Hello. I have not vanished. I just seem to have developed narcolepsy. And I sit here, gaze off into the distance thinking and then next minute, I am asleep on the keyboard. Anyone would think I never slept. Twice this afternoon, I have fallen asleep. Thank heavens Sunday dinner is cottage pie from last night, complete with vegetables. I am not required to use the brain much.

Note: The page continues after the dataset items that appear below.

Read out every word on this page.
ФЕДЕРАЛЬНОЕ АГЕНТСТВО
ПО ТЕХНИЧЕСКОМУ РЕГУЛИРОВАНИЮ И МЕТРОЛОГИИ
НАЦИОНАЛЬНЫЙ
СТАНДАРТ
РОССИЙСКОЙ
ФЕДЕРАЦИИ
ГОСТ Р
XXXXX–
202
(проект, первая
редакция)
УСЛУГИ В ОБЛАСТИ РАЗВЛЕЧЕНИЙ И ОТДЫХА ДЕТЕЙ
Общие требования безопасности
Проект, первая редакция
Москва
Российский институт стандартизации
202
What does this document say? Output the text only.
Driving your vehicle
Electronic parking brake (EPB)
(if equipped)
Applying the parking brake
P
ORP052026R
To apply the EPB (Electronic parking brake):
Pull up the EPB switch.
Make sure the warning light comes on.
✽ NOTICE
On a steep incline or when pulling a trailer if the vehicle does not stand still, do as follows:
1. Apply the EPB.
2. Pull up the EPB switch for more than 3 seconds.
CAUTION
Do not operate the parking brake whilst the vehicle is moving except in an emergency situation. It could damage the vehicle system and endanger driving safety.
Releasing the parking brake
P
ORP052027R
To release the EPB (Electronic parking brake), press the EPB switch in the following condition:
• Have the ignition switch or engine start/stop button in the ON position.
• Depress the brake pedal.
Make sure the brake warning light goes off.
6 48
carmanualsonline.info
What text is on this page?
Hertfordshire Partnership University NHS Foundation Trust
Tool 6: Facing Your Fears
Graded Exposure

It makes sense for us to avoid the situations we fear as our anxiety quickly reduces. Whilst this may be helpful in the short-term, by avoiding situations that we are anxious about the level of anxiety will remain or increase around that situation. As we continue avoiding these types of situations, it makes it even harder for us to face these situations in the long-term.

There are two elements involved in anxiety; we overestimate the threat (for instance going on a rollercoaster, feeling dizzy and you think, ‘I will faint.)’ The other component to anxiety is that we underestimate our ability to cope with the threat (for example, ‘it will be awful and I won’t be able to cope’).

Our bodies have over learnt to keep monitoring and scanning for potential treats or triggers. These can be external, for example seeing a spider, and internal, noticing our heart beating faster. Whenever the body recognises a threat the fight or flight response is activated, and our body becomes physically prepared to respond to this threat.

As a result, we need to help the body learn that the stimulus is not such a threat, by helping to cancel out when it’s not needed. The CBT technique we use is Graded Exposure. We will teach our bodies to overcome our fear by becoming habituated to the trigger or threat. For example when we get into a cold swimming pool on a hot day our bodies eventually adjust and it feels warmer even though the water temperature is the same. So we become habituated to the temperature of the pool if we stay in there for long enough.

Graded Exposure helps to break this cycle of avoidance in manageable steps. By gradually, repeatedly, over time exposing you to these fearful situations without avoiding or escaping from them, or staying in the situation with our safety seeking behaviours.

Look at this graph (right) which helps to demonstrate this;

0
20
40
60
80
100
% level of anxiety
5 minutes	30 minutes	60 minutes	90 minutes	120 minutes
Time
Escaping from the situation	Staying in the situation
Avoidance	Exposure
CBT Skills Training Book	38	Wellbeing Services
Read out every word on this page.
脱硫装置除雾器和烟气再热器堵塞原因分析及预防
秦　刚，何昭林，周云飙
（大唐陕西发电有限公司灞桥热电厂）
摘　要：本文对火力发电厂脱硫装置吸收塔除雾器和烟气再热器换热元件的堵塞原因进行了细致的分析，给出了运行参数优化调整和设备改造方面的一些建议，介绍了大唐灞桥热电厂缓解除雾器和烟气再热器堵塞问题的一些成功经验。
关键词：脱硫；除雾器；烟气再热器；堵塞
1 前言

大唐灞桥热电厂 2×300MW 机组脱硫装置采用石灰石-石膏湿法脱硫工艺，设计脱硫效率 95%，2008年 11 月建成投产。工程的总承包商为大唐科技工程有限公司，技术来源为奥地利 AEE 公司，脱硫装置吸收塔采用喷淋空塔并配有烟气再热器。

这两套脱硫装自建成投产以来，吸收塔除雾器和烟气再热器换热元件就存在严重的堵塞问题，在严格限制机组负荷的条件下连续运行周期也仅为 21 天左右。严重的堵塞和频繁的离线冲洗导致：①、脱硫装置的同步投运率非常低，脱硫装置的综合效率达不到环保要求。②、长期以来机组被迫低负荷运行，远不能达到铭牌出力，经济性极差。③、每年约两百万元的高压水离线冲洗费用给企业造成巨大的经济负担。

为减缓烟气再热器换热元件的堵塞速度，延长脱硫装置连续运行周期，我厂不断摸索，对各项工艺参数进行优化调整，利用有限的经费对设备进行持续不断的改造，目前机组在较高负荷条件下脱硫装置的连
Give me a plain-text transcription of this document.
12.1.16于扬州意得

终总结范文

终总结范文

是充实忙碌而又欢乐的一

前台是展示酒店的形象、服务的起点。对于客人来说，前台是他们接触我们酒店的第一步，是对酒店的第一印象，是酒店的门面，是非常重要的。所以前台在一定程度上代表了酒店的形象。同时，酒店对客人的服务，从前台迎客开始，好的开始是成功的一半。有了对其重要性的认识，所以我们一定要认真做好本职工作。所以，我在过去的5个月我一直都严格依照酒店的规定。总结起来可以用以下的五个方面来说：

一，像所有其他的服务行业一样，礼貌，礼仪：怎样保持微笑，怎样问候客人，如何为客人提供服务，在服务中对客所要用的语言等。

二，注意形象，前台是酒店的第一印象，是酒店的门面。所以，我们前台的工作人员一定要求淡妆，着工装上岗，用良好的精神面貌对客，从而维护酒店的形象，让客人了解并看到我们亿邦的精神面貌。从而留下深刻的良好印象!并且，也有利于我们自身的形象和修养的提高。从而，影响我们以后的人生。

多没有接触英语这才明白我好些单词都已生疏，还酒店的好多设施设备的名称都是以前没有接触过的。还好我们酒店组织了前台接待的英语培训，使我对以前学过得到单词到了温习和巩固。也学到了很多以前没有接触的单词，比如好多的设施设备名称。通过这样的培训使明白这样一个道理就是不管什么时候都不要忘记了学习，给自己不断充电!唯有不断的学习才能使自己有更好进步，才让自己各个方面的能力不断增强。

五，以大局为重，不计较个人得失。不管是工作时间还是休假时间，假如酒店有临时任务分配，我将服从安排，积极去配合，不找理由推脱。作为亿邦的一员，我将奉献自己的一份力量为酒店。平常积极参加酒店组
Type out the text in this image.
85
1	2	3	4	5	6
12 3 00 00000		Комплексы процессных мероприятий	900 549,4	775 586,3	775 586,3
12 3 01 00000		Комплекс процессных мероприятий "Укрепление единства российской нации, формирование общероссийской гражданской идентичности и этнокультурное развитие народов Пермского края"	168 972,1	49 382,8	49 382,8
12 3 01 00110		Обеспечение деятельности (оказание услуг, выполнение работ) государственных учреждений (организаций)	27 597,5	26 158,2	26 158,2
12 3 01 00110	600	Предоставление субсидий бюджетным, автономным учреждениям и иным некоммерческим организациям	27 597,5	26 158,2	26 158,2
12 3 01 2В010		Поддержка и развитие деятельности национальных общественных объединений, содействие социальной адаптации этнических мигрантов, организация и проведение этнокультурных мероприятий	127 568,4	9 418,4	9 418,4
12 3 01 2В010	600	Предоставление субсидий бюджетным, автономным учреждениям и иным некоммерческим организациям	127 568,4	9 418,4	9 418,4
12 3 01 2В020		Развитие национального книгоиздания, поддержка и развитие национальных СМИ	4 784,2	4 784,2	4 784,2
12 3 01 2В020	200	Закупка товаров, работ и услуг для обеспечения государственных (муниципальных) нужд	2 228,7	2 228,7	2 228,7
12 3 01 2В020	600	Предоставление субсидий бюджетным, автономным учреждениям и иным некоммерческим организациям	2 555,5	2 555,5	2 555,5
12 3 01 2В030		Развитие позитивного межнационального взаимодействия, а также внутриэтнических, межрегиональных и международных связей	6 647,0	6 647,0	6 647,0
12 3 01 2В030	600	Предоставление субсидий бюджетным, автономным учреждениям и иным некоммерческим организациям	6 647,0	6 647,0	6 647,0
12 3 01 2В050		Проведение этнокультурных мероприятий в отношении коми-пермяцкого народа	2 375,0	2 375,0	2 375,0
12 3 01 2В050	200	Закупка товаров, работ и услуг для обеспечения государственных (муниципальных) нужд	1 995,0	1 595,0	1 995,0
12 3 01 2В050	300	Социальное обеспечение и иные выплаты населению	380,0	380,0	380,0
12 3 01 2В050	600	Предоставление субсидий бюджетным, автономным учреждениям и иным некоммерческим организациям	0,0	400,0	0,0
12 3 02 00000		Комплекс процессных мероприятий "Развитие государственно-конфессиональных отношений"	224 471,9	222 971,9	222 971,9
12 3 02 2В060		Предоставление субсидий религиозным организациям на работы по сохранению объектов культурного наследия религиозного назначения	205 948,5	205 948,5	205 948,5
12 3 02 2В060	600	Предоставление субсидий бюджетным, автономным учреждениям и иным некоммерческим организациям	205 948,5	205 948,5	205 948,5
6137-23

We were supposed to get masses of snow on Friday night, but it didn't materialise. Instead, we woke yesterday to stunning blue skies and sun. It was fantastic. So I made my way down the middle of the road with the camera, and the photos you are looking at now are the result. The sun was so bright. And everyone was talking to each other out there in the street. But oh, the ice had become lethal. Everywhere.
Anyway, last night heavy rain came, and the thaw happened. By this morning, there was not a scrap of snow to be seen anywhere. It just disappeared. I took one look at the garden and nearly lost heart, because, you see, the weeds seem to love the snow and ice, and have been growing and spreading under the cover of the snow and it all needs hours of work. Oh well. It can go on the list. In never-ending list.
So when we went to church this morning, we were not sure if the river we cross in the valley would be in flood. It is running very high at the moment - just under the bridge. Inches from the road. And the fields are all under water too. In fact the nation is water-logged. I have tulips and daffodils all shooting up in the garden too. Among the weeds.
And now for something completely different.....
This article appeared on the front page of one of the Sunday newspapers today. Patients should be cared for by their families when in hospital. Now this is all very well if one doesn't have to go and work, because the government insists that the retirement age has to rise to 66. For now. It will be higher very soon. So how on earth will families be able to do this?
The irony is that this fits in so clearly with the subject I have been writing reams about recently. I have yet to start posting what I am writing, but the subject, people is CARING. What it means, how we have moved away from community, what effect it has on families, how we re-create those strings that bind us, where mothering goes in the 21st Century, how caring is becoming something we pay for, How we manage working and caring, and so it goes on. So many strands to think about.
You know, when I got married, someone, and I have NO idea who it could have been, gave us the book Hidden Art, by Edith Schaeffer. I remember opening it and thinking how old fashioned and out of date it was and tossing it to the side. And then one day, when Andrew was little, I opened it, and read it. And it all made sense to me. But I had to have moved on to the stage where my primary role was very definitely caring for my child to be able to appreciate it. It is still there on the bookshelf, right behind me. Have you read it?
And then, last night, I finished reading Andi Ashworth's book, Real Love for Real Life: the Art and Work of Caring. It has taken me a while, and I have no idea who recommended this book, or where I saw it - if it was one of you please wave so I can remember! And that also complicated the thinking. You know when your mind is getting new information all the time and you are trying to process it a eliminate as much of the emotion as possible? Yeah. That. Peter, Glynis's husband popped round on Friday and we somehow got onto the subject of caring, and he had some immensely valid points to sway my thinking as well, so it is all a big jumble and believe me, it will all emerge one day soon. Because I have a bee in my bonnet, as they say. I just want to talk about it.
So, think of my brain as a jumble of wool, and I am looking for the end so I can make a neat ball. And in the meantime, look at the little girl zooming along on her scooter today. I grabbed this photo from my daughter-in-law because, of course, they are there and I am here. And now we are about to watch Dancing on Ice.